Kindern die Arbeit erklären
Kindern die Arbeit erklären
Datum: 11.04.2014, 12:13
Haben Sie sich in dieser Woche beim Zeitunglesen auch die Augen gerieben? So viele unbesetzte Lehrstellen gibt es in Deutschland wie nie zuvor. Unbesetzte Lehrstellen! Dort, wo früher Bündnisse von Arbeitgebern, Gewerkschaften, Politikern und Radiosendern mit dem Ziel geschlossen wurden, der gewaltigen Nachfrage von jungen Menschen nach Ausbildung irgendwie gerecht zu werden.
Heute finden viele Unternehmen keine Interessenten mehr und werben neben beachtlicher Vergütung mit Sonderleistungen vom Auslandsaufenthalt bis zum Dienst-Pkw um junge Menschen. Gleichwohl wird zunehmend deutlich, dass von manchen Schulen im Lande Abgänger auf den Arbeitsmarkt losgelassen werden, die nicht ausbildungsfähig sind. Mangelhafte Rechtschreibung, vom einfachen Dreisatz keinen Schimmer und überhaupt keinen Bock auf disziplinierte Tagesabläufe.
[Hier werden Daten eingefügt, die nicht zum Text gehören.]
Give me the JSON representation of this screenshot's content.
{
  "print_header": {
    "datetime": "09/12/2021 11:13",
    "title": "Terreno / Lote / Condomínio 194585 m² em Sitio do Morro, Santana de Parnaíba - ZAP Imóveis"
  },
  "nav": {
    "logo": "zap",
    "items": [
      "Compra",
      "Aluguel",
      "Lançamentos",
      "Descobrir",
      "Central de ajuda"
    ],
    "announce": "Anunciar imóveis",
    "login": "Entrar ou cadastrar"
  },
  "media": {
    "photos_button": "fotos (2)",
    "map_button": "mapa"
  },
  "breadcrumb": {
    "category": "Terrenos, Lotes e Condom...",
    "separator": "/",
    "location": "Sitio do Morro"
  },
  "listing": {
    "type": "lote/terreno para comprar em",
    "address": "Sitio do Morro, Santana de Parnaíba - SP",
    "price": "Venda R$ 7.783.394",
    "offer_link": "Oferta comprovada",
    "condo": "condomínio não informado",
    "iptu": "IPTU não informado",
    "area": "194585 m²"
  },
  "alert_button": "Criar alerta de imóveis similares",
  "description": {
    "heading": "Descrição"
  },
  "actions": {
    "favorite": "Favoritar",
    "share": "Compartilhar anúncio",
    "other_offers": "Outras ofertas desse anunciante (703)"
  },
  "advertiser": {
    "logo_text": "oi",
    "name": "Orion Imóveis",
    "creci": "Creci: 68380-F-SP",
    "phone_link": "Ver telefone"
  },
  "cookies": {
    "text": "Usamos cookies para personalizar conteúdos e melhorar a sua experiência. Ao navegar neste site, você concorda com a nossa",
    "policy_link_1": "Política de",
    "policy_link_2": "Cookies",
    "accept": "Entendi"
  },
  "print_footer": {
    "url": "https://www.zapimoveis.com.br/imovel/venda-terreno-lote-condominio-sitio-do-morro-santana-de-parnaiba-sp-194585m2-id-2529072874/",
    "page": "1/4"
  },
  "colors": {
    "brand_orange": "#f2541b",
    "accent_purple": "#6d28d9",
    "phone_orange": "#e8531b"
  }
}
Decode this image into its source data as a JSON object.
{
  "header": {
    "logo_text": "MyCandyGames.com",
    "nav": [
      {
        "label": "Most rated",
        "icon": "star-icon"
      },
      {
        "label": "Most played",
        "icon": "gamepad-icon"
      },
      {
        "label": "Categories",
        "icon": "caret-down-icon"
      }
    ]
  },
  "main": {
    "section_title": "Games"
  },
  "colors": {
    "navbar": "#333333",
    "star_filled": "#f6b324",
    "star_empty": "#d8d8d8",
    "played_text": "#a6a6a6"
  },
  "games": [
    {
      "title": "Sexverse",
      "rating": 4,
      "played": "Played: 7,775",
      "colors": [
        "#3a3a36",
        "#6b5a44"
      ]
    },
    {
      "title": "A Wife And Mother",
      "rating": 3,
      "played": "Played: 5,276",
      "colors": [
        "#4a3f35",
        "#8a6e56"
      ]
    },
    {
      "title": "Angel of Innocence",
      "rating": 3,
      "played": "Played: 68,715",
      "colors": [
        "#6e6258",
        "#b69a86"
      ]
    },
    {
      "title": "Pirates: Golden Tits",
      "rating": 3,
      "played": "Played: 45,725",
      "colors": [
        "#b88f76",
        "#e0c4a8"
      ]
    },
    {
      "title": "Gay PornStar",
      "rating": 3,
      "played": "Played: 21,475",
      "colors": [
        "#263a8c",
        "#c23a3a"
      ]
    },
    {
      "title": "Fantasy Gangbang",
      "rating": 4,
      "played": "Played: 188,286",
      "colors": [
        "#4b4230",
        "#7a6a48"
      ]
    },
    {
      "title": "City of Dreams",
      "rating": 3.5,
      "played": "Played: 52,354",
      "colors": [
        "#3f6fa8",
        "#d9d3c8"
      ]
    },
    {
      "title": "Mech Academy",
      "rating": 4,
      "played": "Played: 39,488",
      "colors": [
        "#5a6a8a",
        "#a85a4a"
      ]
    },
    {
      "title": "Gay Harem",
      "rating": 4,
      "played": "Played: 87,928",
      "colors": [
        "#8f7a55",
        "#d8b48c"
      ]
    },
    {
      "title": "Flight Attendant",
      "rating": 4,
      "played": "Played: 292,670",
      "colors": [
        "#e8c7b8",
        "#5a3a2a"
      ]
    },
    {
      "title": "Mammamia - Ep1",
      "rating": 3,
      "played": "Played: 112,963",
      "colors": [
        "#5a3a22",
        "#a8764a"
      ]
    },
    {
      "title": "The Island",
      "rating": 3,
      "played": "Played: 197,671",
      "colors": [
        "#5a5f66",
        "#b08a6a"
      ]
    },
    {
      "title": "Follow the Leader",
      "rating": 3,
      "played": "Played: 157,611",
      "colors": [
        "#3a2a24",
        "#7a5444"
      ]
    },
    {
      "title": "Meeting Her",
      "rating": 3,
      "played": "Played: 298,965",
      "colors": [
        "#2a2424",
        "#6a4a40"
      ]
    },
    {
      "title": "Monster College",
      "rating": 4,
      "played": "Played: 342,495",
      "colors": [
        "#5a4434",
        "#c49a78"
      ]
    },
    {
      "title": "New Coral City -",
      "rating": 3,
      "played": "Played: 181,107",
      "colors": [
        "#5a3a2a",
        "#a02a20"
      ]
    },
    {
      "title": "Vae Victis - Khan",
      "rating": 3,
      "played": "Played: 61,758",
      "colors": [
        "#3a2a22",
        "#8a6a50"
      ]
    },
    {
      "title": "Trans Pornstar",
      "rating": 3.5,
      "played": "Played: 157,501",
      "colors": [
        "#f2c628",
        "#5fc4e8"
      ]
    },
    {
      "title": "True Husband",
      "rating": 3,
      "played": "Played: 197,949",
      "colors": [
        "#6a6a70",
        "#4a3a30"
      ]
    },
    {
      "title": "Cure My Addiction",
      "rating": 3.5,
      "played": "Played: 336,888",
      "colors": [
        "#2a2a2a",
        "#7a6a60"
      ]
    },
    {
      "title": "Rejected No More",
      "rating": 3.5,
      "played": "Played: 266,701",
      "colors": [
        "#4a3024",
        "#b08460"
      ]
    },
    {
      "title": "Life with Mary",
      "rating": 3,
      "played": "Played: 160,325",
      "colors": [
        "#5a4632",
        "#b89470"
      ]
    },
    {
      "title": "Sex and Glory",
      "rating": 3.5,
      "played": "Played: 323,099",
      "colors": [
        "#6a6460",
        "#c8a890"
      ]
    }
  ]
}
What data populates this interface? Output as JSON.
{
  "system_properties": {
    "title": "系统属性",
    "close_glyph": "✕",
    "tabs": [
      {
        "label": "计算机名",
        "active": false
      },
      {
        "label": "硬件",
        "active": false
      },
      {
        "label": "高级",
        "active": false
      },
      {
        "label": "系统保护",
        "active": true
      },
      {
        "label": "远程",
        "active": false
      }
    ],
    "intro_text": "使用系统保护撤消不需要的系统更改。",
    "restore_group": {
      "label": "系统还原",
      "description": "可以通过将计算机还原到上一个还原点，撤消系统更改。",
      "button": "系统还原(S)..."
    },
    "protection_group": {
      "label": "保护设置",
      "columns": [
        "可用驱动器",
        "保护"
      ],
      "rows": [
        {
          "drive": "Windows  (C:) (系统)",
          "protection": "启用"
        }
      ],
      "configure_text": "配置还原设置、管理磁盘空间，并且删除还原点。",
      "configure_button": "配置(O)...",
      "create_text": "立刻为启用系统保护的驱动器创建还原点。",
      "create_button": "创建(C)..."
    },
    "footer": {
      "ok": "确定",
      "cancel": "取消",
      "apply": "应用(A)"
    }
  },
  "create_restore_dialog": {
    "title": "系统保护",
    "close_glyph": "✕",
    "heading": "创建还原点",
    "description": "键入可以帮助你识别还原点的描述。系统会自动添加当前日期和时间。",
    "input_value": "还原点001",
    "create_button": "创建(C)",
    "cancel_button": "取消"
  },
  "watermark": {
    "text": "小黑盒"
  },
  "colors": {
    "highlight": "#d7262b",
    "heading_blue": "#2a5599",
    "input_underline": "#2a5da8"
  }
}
Wenn ein Schüler seinen Abschluss bekommt, aber keinen Satz fehlerfrei zu Papier bringen kann, darf man mit Fug und Recht der Schule Versäumnisse vorwerfen. Es gibt ganz fantastische Schulen, nicht nur in Bayern, sondern auch in NRW. Aber es gibt eben auch Schulen, wo man unwillkürlich darüber nachdenkt, was dort eigentlich im Unterricht gelehrt wird.
Wenn es aber um Jugendliche geht, die morgens nicht aufstehen wollen, die nicht bereit sind, Anweisungen eines Vorgesetzten entgegenzunehmen, muss man wohl von einer ernsten gesamtgesellschaftlichen Fehlentwicklung ausgehen. Und hier kommen die Elternhäuser ins Spiel.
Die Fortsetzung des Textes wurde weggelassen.